Le président ukrainien s'est aussi adressé à l'étranger. Après un discours à l'intention des manifestants suisses à Berne samedi, il s'est adressé dans une vidéo à la Knesset dimanche, demandant à Israël, de faire un choix en soutenant concrètement l'Ukraine face à la Russie.

"L'indifférence tue, les calculs tuent", a-t-il dit, alors qu'Israël s'est abstenu jusqu'à présent de prendre position, ménageant ses liens avec Moscou.

Solidarité

L'Australie, de son côté, a annoncé dimanche un embargo sur ses exportations vers la Russie d'alumine et de minerai d'aluminium, un matériau stratégique pour l'industrie de l'armement notamment. La Russie est dépendante à hauteur de 20% de l'Australie pour ses besoins en minerai d'aluminium, selon Canberra.

Dans une interview au Sunday Times, le premier minisre britannique Boris Johnson a appelé à son tour la Chine à prendre position.

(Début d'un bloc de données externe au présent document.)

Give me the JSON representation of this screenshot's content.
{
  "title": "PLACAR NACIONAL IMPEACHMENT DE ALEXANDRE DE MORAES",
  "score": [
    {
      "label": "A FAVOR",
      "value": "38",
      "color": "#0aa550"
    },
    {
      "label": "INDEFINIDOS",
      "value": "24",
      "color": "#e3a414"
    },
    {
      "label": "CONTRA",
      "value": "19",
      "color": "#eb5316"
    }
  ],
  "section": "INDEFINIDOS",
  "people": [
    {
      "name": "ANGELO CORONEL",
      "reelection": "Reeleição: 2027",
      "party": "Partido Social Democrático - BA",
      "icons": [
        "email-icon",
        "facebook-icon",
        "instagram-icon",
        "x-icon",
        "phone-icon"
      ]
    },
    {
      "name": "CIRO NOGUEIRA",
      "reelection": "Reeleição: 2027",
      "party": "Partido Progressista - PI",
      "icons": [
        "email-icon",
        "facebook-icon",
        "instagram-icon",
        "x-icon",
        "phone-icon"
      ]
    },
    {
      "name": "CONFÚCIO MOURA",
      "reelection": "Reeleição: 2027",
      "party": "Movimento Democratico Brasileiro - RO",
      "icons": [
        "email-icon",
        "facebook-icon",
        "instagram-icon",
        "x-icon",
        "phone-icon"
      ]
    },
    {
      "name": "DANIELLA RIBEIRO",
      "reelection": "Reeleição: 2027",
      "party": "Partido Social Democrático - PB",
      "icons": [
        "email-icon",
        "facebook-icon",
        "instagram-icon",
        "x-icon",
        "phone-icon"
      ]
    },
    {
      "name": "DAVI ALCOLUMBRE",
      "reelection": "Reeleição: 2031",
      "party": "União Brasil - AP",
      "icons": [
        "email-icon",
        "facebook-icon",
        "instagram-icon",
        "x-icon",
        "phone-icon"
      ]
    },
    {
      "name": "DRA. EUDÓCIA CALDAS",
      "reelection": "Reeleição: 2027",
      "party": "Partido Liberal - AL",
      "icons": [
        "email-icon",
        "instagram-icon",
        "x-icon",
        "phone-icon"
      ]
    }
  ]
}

L'ambassadeur chinois aux Etats-Unis, Qin Gang, a qualifié dimanche de "désinformation" les assertions selon lesquelles Pékin pourrait fournir une assistance militaire à Moscou, dans des déclarations à la chaîne CBS.

Dans le cadre des vastes sanctions économiques imposées à la Russie par les Occidentaux, la France a indiqué avoir immobilisé près de 850 millions d'euros d'avoirs d'oligarques russes - yachts, appartements, comptes bancaires - sur son territoire.

A Londres, le drapeau jaune et bleu de leur pays a flotté samedi soir sur le London Coliseum, siège de l'English National Opera où des stars internationales du ballet ont offert un grand gala humanitaire pour l'Ukraine et envoyer un message de paix.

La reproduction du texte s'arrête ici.